Biéler's major works include:
- Large mural, 19 by 16 feet, for the Shipshaw plant of the Aluminum Company of Canada, depicting hydro electric power and the aluminum industry in the Quebec region of Lac Saint Jean and the Saguenay River (1945–48)
- Large painting for Canadian Pulp and Paper Association (1948)
- Mural for Veterans' Affairs Building, Ottawa (1955)
- Seventy five colour woodcuts for the Queen Elizabeth Hotel, Montreal (1957)
- Mosaic mural for Chalmers United Church, Kingston (1957)
- Mosaic mural for the Frontenac Wall & Tile, Kingston (1958)
- Mural for Procter & Gamble, Dorval (1958)

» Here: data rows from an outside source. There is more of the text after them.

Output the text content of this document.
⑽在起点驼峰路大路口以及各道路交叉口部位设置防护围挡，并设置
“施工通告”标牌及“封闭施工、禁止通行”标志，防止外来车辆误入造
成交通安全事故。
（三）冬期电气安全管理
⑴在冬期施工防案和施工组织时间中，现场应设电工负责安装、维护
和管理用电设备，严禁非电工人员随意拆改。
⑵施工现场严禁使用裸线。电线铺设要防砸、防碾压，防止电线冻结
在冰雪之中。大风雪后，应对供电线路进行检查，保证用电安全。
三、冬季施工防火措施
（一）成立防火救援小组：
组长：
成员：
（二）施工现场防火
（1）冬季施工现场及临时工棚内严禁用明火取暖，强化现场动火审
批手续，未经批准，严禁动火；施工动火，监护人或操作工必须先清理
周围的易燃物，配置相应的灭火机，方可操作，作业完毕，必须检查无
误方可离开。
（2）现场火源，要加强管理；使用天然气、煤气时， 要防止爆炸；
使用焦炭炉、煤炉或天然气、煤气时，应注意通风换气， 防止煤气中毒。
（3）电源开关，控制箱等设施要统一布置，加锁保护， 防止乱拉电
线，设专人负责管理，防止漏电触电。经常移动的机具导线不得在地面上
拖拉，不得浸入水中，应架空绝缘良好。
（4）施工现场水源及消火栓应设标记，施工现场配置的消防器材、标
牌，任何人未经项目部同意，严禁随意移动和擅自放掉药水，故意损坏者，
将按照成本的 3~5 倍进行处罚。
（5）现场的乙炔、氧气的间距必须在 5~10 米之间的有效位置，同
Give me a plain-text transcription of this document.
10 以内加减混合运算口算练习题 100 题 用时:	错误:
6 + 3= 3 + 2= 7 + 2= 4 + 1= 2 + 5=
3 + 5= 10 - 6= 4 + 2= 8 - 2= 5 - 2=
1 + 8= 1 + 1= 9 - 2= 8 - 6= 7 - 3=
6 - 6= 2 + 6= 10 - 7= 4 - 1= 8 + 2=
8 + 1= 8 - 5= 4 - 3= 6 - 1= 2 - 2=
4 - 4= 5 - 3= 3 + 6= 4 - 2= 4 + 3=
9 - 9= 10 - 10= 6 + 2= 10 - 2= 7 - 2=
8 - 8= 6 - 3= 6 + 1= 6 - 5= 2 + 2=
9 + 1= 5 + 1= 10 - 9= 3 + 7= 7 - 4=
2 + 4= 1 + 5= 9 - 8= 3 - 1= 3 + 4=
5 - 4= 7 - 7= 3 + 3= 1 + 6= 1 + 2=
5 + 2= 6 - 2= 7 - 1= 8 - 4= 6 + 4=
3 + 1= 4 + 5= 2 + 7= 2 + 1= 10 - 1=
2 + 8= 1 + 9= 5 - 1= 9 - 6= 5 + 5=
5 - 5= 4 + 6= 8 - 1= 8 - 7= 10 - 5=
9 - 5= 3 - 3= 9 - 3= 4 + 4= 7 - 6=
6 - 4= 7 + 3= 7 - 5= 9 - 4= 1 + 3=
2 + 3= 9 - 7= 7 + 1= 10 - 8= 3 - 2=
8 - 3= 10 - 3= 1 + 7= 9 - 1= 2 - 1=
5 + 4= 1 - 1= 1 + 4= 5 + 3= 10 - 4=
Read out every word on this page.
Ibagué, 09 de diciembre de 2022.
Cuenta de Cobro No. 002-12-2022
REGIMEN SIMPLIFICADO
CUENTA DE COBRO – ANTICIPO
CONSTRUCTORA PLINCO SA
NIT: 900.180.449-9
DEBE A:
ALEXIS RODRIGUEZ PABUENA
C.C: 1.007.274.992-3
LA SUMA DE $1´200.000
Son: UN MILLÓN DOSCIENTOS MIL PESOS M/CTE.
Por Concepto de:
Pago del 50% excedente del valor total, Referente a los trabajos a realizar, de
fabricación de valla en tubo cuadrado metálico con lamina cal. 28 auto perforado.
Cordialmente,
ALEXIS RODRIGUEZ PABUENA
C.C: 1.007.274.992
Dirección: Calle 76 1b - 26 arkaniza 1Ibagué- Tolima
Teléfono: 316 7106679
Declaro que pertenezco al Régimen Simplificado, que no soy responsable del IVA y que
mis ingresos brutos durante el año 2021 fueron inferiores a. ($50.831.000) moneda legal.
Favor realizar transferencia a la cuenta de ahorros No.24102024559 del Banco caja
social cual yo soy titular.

- Plaster & aluminum relief mural for Aluminum Laboratories, Kingston (1968).

===Exhibitions===
Biéler held more than twenty five solo exhibitions in locations that included Geneva, Montreal, Kingston, Quebec City, Edmonton, Calgary, Banff, Winnipeg, Ottawa, Toronto, and San Miguel de Allende in Mexico. Major retrospective exhibitions were held at the Agnes Etherington Art Centre in Kingston in 1963, showing 115 works, and in 1970. The 1970 retrospective titled André Biéler, 50 years: a retrospective exhibition 1920-1970 traveled to ten galleries in Canada.